To the Editor: Your pension columnist Joel Frank is expert on the rules and regulations of IRA/pension fund investing. I am compelled, however, as I did in my Letter to the Editor of July 18, 2016, to criticize his recommendation in his Aug. 9 column, to surrender a 7 percent or 8 ¼ percent tax-deferred guaranteed investment.
He does so “because the 7 or 8.25 percent return is not yours. It must be shared by the tax collectors at an unknowable income-tax rate you have agreed to pay, years if not decades from now.”
Denigrating tax-deferred investments per se is not the norm.
Also, no conceivable future tax rate could reduce the after-tax return on a 7%—8 ¼% guaranteed tax deferred (i.e. including compounded interest on dollars not yet paid in taxes) to that of the much lower returns now available elsewhere on comparable investments, of which there are none, even if not taxed.
Ten-year United States treasury bonds, for example, now yield about 1½ percent and require a 10-year maturity commitment or possible capital loss should interest rates rise. Many stock-market gurus do not even forecast the risky stock market, or a managed diversified stock portfolio, to produce 7%- 8 ¼% returns from current levels.

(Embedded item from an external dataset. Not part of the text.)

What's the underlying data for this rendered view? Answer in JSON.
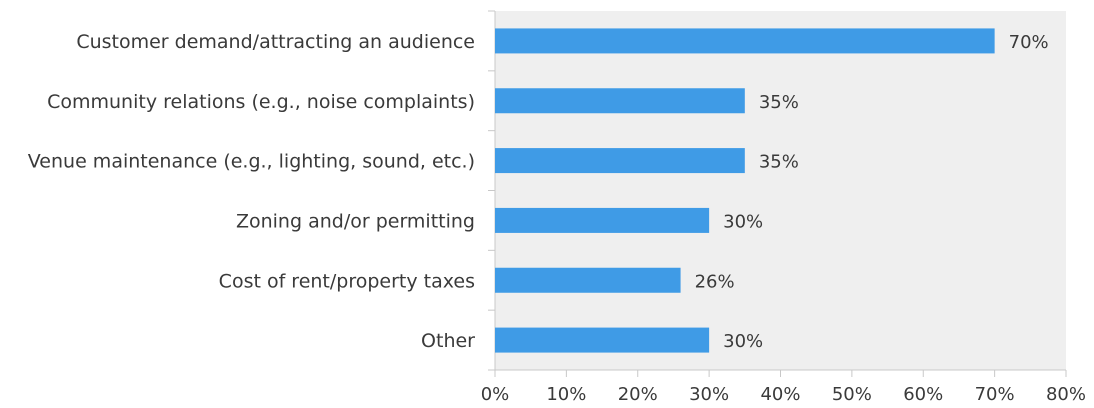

I say there are no comparable investments, because the holder of the 7%—8 ¼% guaranteed tax-deferred investment has the option, at her sole discretion, to change its maturity date at any time to any time, from as long as she wants to immediate, without incurring any maturity or market risk.
How good is that? Well, I know a veteran IRA/pension fund adviser who said it was “scandalous” because it was unfair to others who did not negotiate such a great pension-fund investment option. I commend and thank those union negotiators.